UK says China's security law is serious violation of Joint Declaration on Hong Kong

Protesters chant slogans during a rally against a new national security law in Hong Kong, on July 1, 2020.
Protesters chant slogans during a rally against a new national security law in Hong Kong, on July 1, 2020.PHOTO: AFP

LONDON (REUTERS) - The United Kingdom said on Wednesday (July 1) that China's imposition of a security law on Hong Kong was a "clear and serious" violation of the Joint Declaration.

"We have very carefully now assessed the contents of this national security legislation since it was published last night," Foreign Secretary Dominic Raab told Reuters.

"It constitutes a clear violation of the autonomy of Hong Kong, and a direct threat to the freedoms of its people, and therefore I'm afraid to say it is a clear and serious violation of the Joint Declaration treaty between the United Kingdom and China."

British Prime Minister Boris Johnson said on Wednesday that China’s imposition of a security law on Hong Kong violated Hong Kong’s high degree of autonomy and threatened the freedoms and rights protected by the 1984 Joint Declaration. 

“The enactment and imposition of this national security law constitute a clear and serious breach of the Sino-British Joint Declaration.
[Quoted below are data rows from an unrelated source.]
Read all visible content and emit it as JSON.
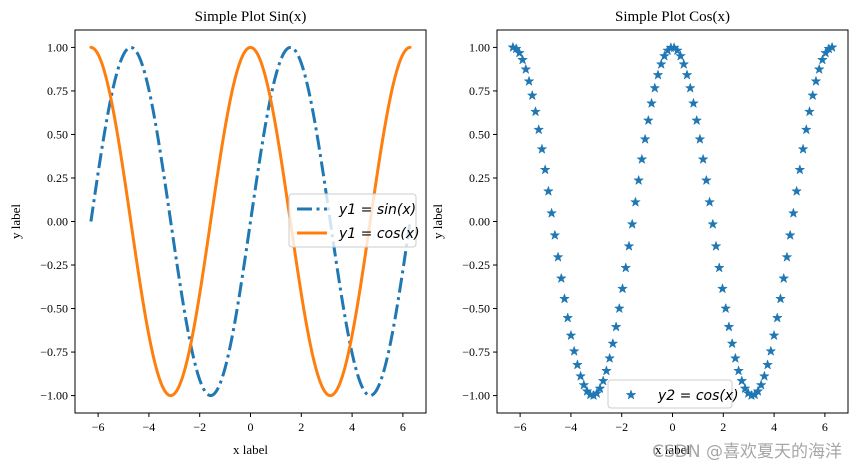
{
  "chart_data": [
    {
      "type": "line",
      "title": "Simple Plot Sin(x)",
      "xlabel": "x label",
      "ylabel": "y label",
      "xlim": [
        -6.91,
        6.91
      ],
      "ylim": [
        -1.1,
        1.1
      ],
      "xticks": [
        -6,
        -4,
        -2,
        0,
        2,
        4,
        6
      ],
      "xtick_labels": [
        "−6",
        "−4",
        "−2",
        "0",
        "2",
        "4",
        "6"
      ],
      "yticks": [
        -1.0,
        -0.75,
        -0.5,
        -0.25,
        0.0,
        0.25,
        0.5,
        0.75,
        1.0
      ],
      "ytick_labels": [
        "−1.00",
        "−0.75",
        "−0.50",
        "−0.25",
        "0.00",
        "0.25",
        "0.50",
        "0.75",
        "1.00"
      ],
      "grid": false,
      "legend_position": "center-right",
      "series": [
        {
          "name": "y1 = sin(x)",
          "func": "sin",
          "x_range": [
            -6.283,
            6.283
          ],
          "points": 256,
          "color": "#1f77b4",
          "style": "dash-dot",
          "width": 3
        },
        {
          "name": "y1 = cos(x)",
          "func": "cos",
          "x_range": [
            -6.283,
            6.283
          ],
          "points": 256,
          "color": "#ff7f0e",
          "style": "solid",
          "width": 3
        }
      ],
      "legend": [
        {
          "func": "y1",
          "rhs": "sin(x)"
        },
        {
          "func": "y1",
          "rhs": "cos(x)"
        }
      ]
    },
    {
      "type": "scatter",
      "title": "Simple Plot Cos(x)",
      "xlabel": "x label",
      "ylabel": "y label",
      "xlim": [
        -6.91,
        6.91
      ],
      "ylim": [
        -1.1,
        1.1
      ],
      "xticks": [
        -6,
        -4,
        -2,
        0,
        2,
        4,
        6
      ],
      "xtick_labels": [
        "−6",
        "−4",
        "−2",
        "0",
        "2",
        "4",
        "6"
      ],
      "yticks": [
        -1.0,
        -0.75,
        -0.5,
        -0.25,
        0.0,
        0.25,
        0.5,
        0.75,
        1.0
      ],
      "ytick_labels": [
        "−1.00",
        "−0.75",
        "−0.50",
        "−0.25",
        "0.00",
        "0.25",
        "0.50",
        "0.75",
        "1.00"
      ],
      "grid": false,
      "legend_position": "lower-center",
      "series": [
        {
          "name": "y2 = cos(x)",
          "func": "cos",
          "x_range": [
            -6.283,
            6.283
          ],
          "points": 100,
          "color": "#1f77b4",
          "marker": "star"
        }
      ],
      "legend": [
        {
          "func": "y2",
          "rhs": "cos(x)"
        }
      ]
    }
  ],
  "watermark": "CSDN @喜欢夏天的海洋"
}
It violates Hong Kong’s high degree of autonomy and is in direct conflict with Hong Kong’s basic law. The law also threatens the freedoms and rights protected by the joint declaration,” Johnson told parliament. 
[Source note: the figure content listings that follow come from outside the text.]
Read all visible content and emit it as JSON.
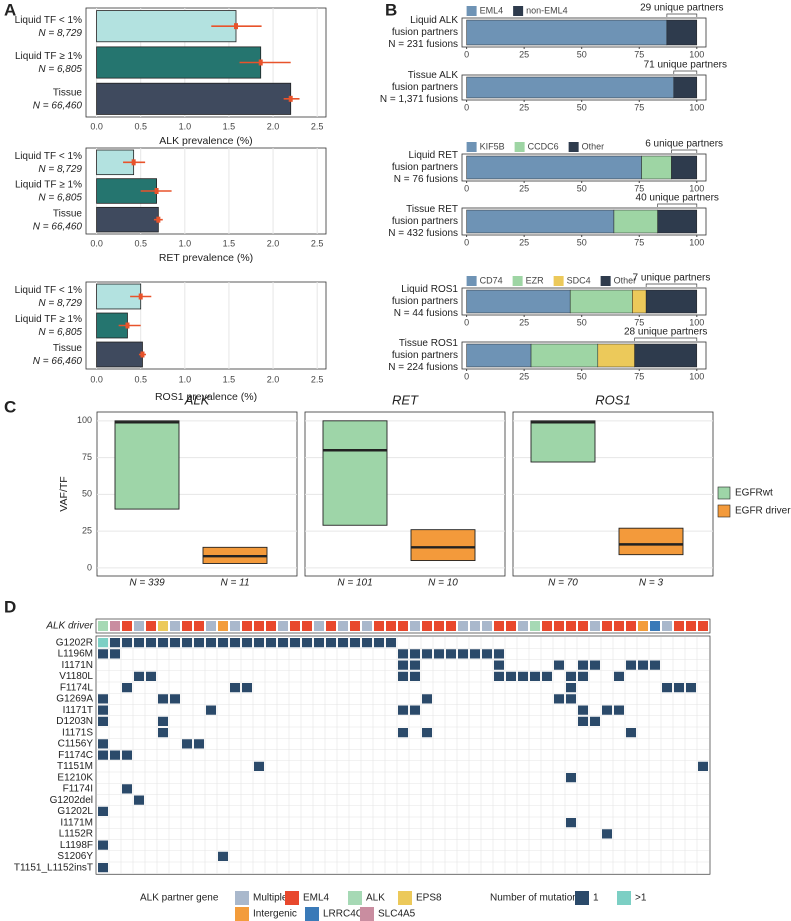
{
  "chart_data": [
    {
      "type": "hbar",
      "panel": "A",
      "categories": [
        "Liquid TF < 1%",
        "Liquid TF ≥ 1%",
        "Tissue"
      ],
      "sample_sizes": [
        "N = 8,729",
        "N = 6,805",
        "N = 66,460"
      ],
      "values": [
        1.58,
        1.86,
        2.2
      ],
      "ci_low": [
        1.3,
        1.62,
        2.12
      ],
      "ci_high": [
        1.87,
        2.2,
        2.3
      ],
      "colors": [
        "#b3e2e0",
        "#25756f",
        "#3f4a5e"
      ],
      "error_color": "#e8532b",
      "x_label": "ALK prevalence (%)",
      "xlim": [
        -0.12,
        2.6
      ],
      "xticks": [
        {
          "value": 0,
          "label": "0.0"
        },
        0.5,
        {
          "value": 1,
          "label": "1.0"
        },
        1.5,
        {
          "value": 2,
          "label": "2.0"
        },
        2.5
      ],
      "grid": true
    },
    {
      "type": "hbar",
      "categories": [
        "Liquid TF < 1%",
        "Liquid TF ≥ 1%",
        "Tissue"
      ],
      "sample_sizes": [
        "N = 8,729",
        "N = 6,805",
        "N = 66,460"
      ],
      "values": [
        0.42,
        0.68,
        0.7
      ],
      "ci_low": [
        0.3,
        0.5,
        0.65
      ],
      "ci_high": [
        0.55,
        0.85,
        0.75
      ],
      "colors": [
        "#b3e2e0",
        "#25756f",
        "#3f4a5e"
      ],
      "error_color": "#e8532b",
      "x_label": "RET prevalence (%)",
      "xlim": [
        -0.12,
        2.6
      ],
      "xticks": [
        {
          "value": 0,
          "label": "0.0"
        },
        0.5,
        {
          "value": 1,
          "label": "1.0"
        },
        1.5,
        {
          "value": 2,
          "label": "2.0"
        },
        2.5
      ],
      "grid": true
    },
    {
      "type": "hbar",
      "categories": [
        "Liquid TF < 1%",
        "Liquid TF ≥ 1%",
        "Tissue"
      ],
      "sample_sizes": [
        "N = 8,729",
        "N = 6,805",
        "N = 66,460"
      ],
      "values": [
        0.5,
        0.35,
        0.52
      ],
      "ci_low": [
        0.38,
        0.25,
        0.48
      ],
      "ci_high": [
        0.62,
        0.5,
        0.56
      ],
      "colors": [
        "#b3e2e0",
        "#25756f",
        "#3f4a5e"
      ],
      "error_color": "#e8532b",
      "x_label": "ROS1 prevalence (%)",
      "xlim": [
        -0.12,
        2.6
      ],
      "xticks": [
        {
          "value": 0,
          "label": "0.0"
        },
        0.5,
        {
          "value": 1,
          "label": "1.0"
        },
        1.5,
        {
          "value": 2,
          "label": "2.0"
        },
        2.5
      ],
      "grid": true
    },
    {
      "type": "stacked_bar",
      "panel": "B",
      "categories": [
        "Liquid ALK",
        "Tissue ALK"
      ],
      "category_notes": [
        [
          "fusion partners",
          "N = 231 fusions"
        ],
        [
          "fusion partners",
          "N = 1,371 fusions"
        ]
      ],
      "series": [
        {
          "name": "EML4",
          "color": "#6e93b5",
          "values": [
            87,
            90
          ]
        },
        {
          "name": "non-EML4",
          "color": "#2e3b4d",
          "values": [
            13,
            10
          ]
        }
      ],
      "annotations": [
        "29 unique partners",
        "71 unique partners"
      ],
      "xlim": [
        -2,
        104
      ],
      "xticks": [
        0,
        25,
        50,
        75,
        100
      ]
    },
    {
      "type": "stacked_bar",
      "categories": [
        "Liquid RET",
        "Tissue RET"
      ],
      "category_notes": [
        [
          "fusion partners",
          "N = 76 fusions"
        ],
        [
          "fusion partners",
          "N = 432 fusions"
        ]
      ],
      "series": [
        {
          "name": "KIF5B",
          "color": "#6e93b5",
          "values": [
            76,
            64
          ]
        },
        {
          "name": "CCDC6",
          "color": "#9ed5a4",
          "values": [
            13,
            19
          ]
        },
        {
          "name": "Other",
          "color": "#2e3b4d",
          "values": [
            11,
            17
          ]
        }
      ],
      "annotations": [
        "6 unique partners",
        "40 unique partners"
      ],
      "xlim": [
        -2,
        104
      ],
      "xticks": [
        0,
        25,
        50,
        75,
        100
      ]
    },
    {
      "type": "stacked_bar",
      "categories": [
        "Liquid ROS1",
        "Tissue ROS1"
      ],
      "category_notes": [
        [
          "fusion partners",
          "N = 44 fusions"
        ],
        [
          "fusion partners",
          "N = 224 fusions"
        ]
      ],
      "series": [
        {
          "name": "CD74",
          "color": "#6e93b5",
          "values": [
            45,
            28
          ]
        },
        {
          "name": "EZR",
          "color": "#9ed5a4",
          "values": [
            27,
            29
          ]
        },
        {
          "name": "SDC4",
          "color": "#ecc95a",
          "values": [
            6,
            16
          ]
        },
        {
          "name": "Other",
          "color": "#2e3b4d",
          "values": [
            22,
            27
          ]
        }
      ],
      "annotations": [
        "7 unique partners",
        "28 unique partners"
      ],
      "xlim": [
        -2,
        104
      ],
      "xticks": [
        0,
        25,
        50,
        75,
        100
      ]
    },
    {
      "type": "box",
      "panel": "C",
      "y_label": "VAF/TF",
      "groups": [
        "EGFRwt",
        "EGFR driver+"
      ],
      "colors": [
        "#9ed5a8",
        "#f39a3b"
      ],
      "facets": [
        {
          "title": "ALK",
          "n_labels": [
            "N = 339",
            "N = 11"
          ],
          "q1": [
            40,
            3
          ],
          "median": [
            99,
            8
          ],
          "q3": [
            100,
            14
          ]
        },
        {
          "title": "RET",
          "n_labels": [
            "N = 101",
            "N = 10"
          ],
          "q1": [
            29,
            5
          ],
          "median": [
            80,
            14
          ],
          "q3": [
            100,
            26
          ]
        },
        {
          "title": "ROS1",
          "n_labels": [
            "N = 70",
            "N = 3"
          ],
          "q1": [
            72,
            9
          ],
          "median": [
            99,
            16
          ],
          "q3": [
            100,
            27
          ]
        }
      ],
      "ylim": [
        -5.5,
        106
      ],
      "yticks": [
        0,
        25,
        50,
        75,
        100
      ],
      "grid": true
    },
    {
      "type": "oncoprint",
      "panel": "D",
      "header_label": "ALK driver",
      "partners": [
        "ALK",
        "SLC4A5",
        "EML4",
        "Multiple",
        "EML4",
        "EPS8",
        "Multiple",
        "EML4",
        "EML4",
        "Multiple",
        "Intergenic",
        "Multiple",
        "EML4",
        "EML4",
        "EML4",
        "Multiple",
        "EML4",
        "EML4",
        "Multiple",
        "EML4",
        "Multiple",
        "EML4",
        "Multiple",
        "EML4",
        "EML4",
        "EML4",
        "Multiple",
        "EML4",
        "EML4",
        "EML4",
        "Multiple",
        "Multiple",
        "Multiple",
        "EML4",
        "EML4",
        "Multiple",
        "ALK",
        "EML4",
        "EML4",
        "EML4",
        "EML4",
        "Multiple",
        "EML4",
        "EML4",
        "EML4",
        "Intergenic",
        "LRRC4C",
        "Multiple",
        "EML4",
        "EML4",
        "EML4"
      ],
      "rows": [
        {
          "name": "G1202R",
          "samples": [
            0,
            1,
            2,
            3,
            4,
            5,
            6,
            7,
            8,
            9,
            10,
            11,
            12,
            13,
            14,
            15,
            16,
            17,
            18,
            19,
            20,
            21,
            22,
            23,
            24
          ],
          "counts": [
            2,
            1,
            1,
            1,
            1,
            1,
            1,
            1,
            1,
            1,
            1,
            1,
            1,
            1,
            1,
            1,
            1,
            1,
            1,
            1,
            1,
            1,
            1,
            1,
            1
          ]
        },
        {
          "name": "L1196M",
          "samples": [
            0,
            1,
            25,
            26,
            27,
            28,
            29,
            30,
            31,
            32,
            33
          ],
          "counts": [
            1,
            1,
            1,
            1,
            1,
            1,
            1,
            1,
            1,
            1,
            1
          ]
        },
        {
          "name": "I1171N",
          "samples": [
            25,
            26,
            33,
            38,
            40,
            41,
            44,
            45,
            46
          ],
          "counts": [
            1,
            1,
            1,
            1,
            1,
            1,
            1,
            1,
            1
          ]
        },
        {
          "name": "V1180L",
          "samples": [
            3,
            4,
            25,
            26,
            33,
            34,
            35,
            36,
            37,
            39,
            40,
            43
          ],
          "counts": [
            1,
            1,
            1,
            1,
            1,
            1,
            1,
            1,
            1,
            1,
            1,
            1
          ]
        },
        {
          "name": "F1174L",
          "samples": [
            2,
            11,
            12,
            39,
            47,
            48,
            49
          ],
          "counts": [
            1,
            1,
            1,
            1,
            1,
            1,
            1
          ]
        },
        {
          "name": "G1269A",
          "samples": [
            0,
            5,
            6,
            27,
            38,
            39
          ],
          "counts": [
            1,
            1,
            1,
            1,
            1,
            1
          ]
        },
        {
          "name": "I1171T",
          "samples": [
            0,
            9,
            25,
            26,
            40,
            42,
            43
          ],
          "counts": [
            1,
            1,
            1,
            1,
            1,
            1,
            1
          ]
        },
        {
          "name": "D1203N",
          "samples": [
            0,
            5,
            40,
            41
          ],
          "counts": [
            1,
            1,
            1,
            1
          ]
        },
        {
          "name": "I1171S",
          "samples": [
            5,
            25,
            27,
            44
          ],
          "counts": [
            1,
            1,
            1,
            1
          ]
        },
        {
          "name": "C1156Y",
          "samples": [
            0,
            7,
            8
          ],
          "counts": [
            1,
            1,
            1
          ]
        },
        {
          "name": "F1174C",
          "samples": [
            0,
            1,
            2
          ],
          "counts": [
            1,
            1,
            1
          ]
        },
        {
          "name": "T1151M",
          "samples": [
            13,
            50
          ],
          "counts": [
            1,
            1
          ]
        },
        {
          "name": "E1210K",
          "samples": [
            39
          ],
          "counts": [
            1
          ]
        },
        {
          "name": "F1174I",
          "samples": [
            2
          ],
          "counts": [
            1
          ]
        },
        {
          "name": "G1202del",
          "samples": [
            3
          ],
          "counts": [
            1
          ]
        },
        {
          "name": "G1202L",
          "samples": [
            0
          ],
          "counts": [
            1
          ]
        },
        {
          "name": "I1171M",
          "samples": [
            39
          ],
          "counts": [
            1
          ]
        },
        {
          "name": "L1152R",
          "samples": [
            42
          ],
          "counts": [
            1
          ]
        },
        {
          "name": "L1198F",
          "samples": [
            0
          ],
          "counts": [
            1
          ]
        },
        {
          "name": "S1206Y",
          "samples": [
            10
          ],
          "counts": [
            1
          ]
        },
        {
          "name": "T1151_L1152insT",
          "samples": [
            0
          ],
          "counts": [
            1
          ]
        }
      ],
      "partner_legend_title": "ALK partner gene",
      "partner_colors": [
        {
          "name": "Multiple",
          "color": "#a9b8cc"
        },
        {
          "name": "EML4",
          "color": "#e8482d"
        },
        {
          "name": "ALK",
          "color": "#a6d9b5"
        },
        {
          "name": "EPS8",
          "color": "#ecc95a"
        },
        {
          "name": "Intergenic",
          "color": "#f39c3b"
        },
        {
          "name": "LRRC4C",
          "color": "#3a7ab8"
        },
        {
          "name": "SLC4A5",
          "color": "#c98da0"
        }
      ],
      "count_legend_title": "Number of mutations",
      "count_legend": [
        {
          "label": "1",
          "color": "#2b4a6a"
        },
        {
          "label": ">1",
          "color": "#7ccfc4"
        }
      ]
    }
  ]
}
“We made clear... that if China continued down this path we would introduce a new route for those with British National Overseas Status to enter the UK, granting them limited leave to remain, with the ability to live and work in the UK and thereafter to apply for citizenship and that is precisely what we will do now.”

Hong Kong's autonomy was guaranteed under the "one country, two systems" agreement enshrined in the 1984 Sino-British Joint Declaration signed by then Chinese Premier Zhao Ziyang and British Prime Minister Margaret Thatcher.